Resistant Ordovician limestone units crop out continuously on both sides of Highway 374 just west of I87 exit 38.  The ten to fifteen foot high interbedded limestone units can be investigated by either walking along the top of the outcrop while viewing the large coiled members of the Mollusca phylum on exposed bedding plane surfaces or by walking along the face of the outcrop and viewing the section vertically.  In either case the trick is not finding Maclurites, it is finding them that are both complete and recoverable.  The rock is very hard and does not want to break either across bedding or along it.  There are joints, but inevitably they either cut through a desired gastropod or are too far from it to be useful.maclurites2

The ancient gastropods are found in the Middle Ordovician Chazy group section, in both the Valcour Limestone and Crown Point Limestone Formations, although the later seems to receive the most attention in the fossil collecting literature.  Although I did extract a few specimens to carry home to Rochester, my best “specimens” were captured digitally.   Can you see the two joints running NE-SW across the bedding plane surface in the cover photo above.  Hard to imagine extracting that 450 million year old fella without the hard limestone breaking along those  joints.

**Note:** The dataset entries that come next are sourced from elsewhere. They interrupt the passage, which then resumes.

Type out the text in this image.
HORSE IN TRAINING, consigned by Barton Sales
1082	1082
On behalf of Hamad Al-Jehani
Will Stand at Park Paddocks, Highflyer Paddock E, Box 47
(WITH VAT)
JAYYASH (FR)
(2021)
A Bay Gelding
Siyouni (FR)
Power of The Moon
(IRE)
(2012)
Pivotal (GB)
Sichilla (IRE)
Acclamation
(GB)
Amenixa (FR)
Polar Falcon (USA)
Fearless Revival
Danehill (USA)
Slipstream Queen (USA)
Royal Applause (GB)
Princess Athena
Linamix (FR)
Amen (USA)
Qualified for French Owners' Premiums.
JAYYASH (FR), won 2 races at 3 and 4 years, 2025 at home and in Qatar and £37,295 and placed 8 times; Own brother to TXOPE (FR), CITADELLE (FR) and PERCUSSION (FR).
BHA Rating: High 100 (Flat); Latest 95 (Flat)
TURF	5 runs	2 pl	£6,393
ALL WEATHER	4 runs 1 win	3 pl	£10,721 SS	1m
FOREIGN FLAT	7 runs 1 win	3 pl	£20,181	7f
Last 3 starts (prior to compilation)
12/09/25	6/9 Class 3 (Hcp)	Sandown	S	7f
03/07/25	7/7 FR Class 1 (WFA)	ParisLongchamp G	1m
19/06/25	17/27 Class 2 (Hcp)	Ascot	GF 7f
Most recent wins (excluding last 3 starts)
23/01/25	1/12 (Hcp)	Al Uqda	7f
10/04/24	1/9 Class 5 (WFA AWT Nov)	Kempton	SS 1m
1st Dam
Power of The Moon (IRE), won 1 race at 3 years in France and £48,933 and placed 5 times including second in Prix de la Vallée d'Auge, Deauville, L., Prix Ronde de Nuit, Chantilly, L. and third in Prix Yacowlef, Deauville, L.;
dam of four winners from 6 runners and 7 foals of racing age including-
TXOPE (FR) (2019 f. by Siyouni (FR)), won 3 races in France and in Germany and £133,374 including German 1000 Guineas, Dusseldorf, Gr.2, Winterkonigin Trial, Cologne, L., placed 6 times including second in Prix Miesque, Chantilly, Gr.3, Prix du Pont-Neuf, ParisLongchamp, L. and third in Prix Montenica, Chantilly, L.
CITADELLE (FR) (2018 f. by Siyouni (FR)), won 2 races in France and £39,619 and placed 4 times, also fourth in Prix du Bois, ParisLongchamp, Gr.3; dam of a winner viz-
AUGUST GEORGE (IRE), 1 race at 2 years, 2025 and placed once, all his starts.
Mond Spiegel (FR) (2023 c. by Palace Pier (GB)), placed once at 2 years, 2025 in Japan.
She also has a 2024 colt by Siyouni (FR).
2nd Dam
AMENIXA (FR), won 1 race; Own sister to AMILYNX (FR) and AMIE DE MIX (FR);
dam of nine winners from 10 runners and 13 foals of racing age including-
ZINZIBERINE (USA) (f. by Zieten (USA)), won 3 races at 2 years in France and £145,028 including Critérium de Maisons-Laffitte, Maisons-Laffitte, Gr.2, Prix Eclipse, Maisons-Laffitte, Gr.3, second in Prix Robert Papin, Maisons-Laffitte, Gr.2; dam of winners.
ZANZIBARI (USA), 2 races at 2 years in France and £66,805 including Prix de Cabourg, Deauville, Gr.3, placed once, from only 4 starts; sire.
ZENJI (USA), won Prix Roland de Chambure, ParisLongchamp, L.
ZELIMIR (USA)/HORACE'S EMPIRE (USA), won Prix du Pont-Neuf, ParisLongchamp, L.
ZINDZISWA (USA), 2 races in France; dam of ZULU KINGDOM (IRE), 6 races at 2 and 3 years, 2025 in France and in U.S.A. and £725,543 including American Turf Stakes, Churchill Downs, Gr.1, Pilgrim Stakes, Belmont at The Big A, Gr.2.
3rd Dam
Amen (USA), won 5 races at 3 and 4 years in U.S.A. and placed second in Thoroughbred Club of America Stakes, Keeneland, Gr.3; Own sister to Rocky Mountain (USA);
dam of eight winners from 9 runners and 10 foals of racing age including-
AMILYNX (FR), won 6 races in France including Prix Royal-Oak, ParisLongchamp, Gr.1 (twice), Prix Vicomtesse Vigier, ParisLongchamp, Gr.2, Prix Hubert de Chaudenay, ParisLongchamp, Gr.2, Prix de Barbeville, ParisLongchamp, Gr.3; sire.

My collecting colleague Ray McKinney shows off a slab of Crown Point Limestone he has removed from the top of the outcrop.  On close inspection the piece did contain partial Maclurites fossils, but nothing spectacular.  Note the proximity to the interstate exchange!
My collecting colleague Ray McKinney shows off a slab of Crown Point Limestone he has removed from the top of the outcrop. On close inspection the piece did contain partial Maclurites fossils, but nothing spectacular. Note the proximity to the interstate exchange!

Interestingly, there is a local rock quarry hidden just behind the outcrop on the south side of Highway 374.  We even parked our vehicles on Quarry Road!  Ray has not sought entry to the quarry for fossil collection, but perhaps will check out that opportunity in the future.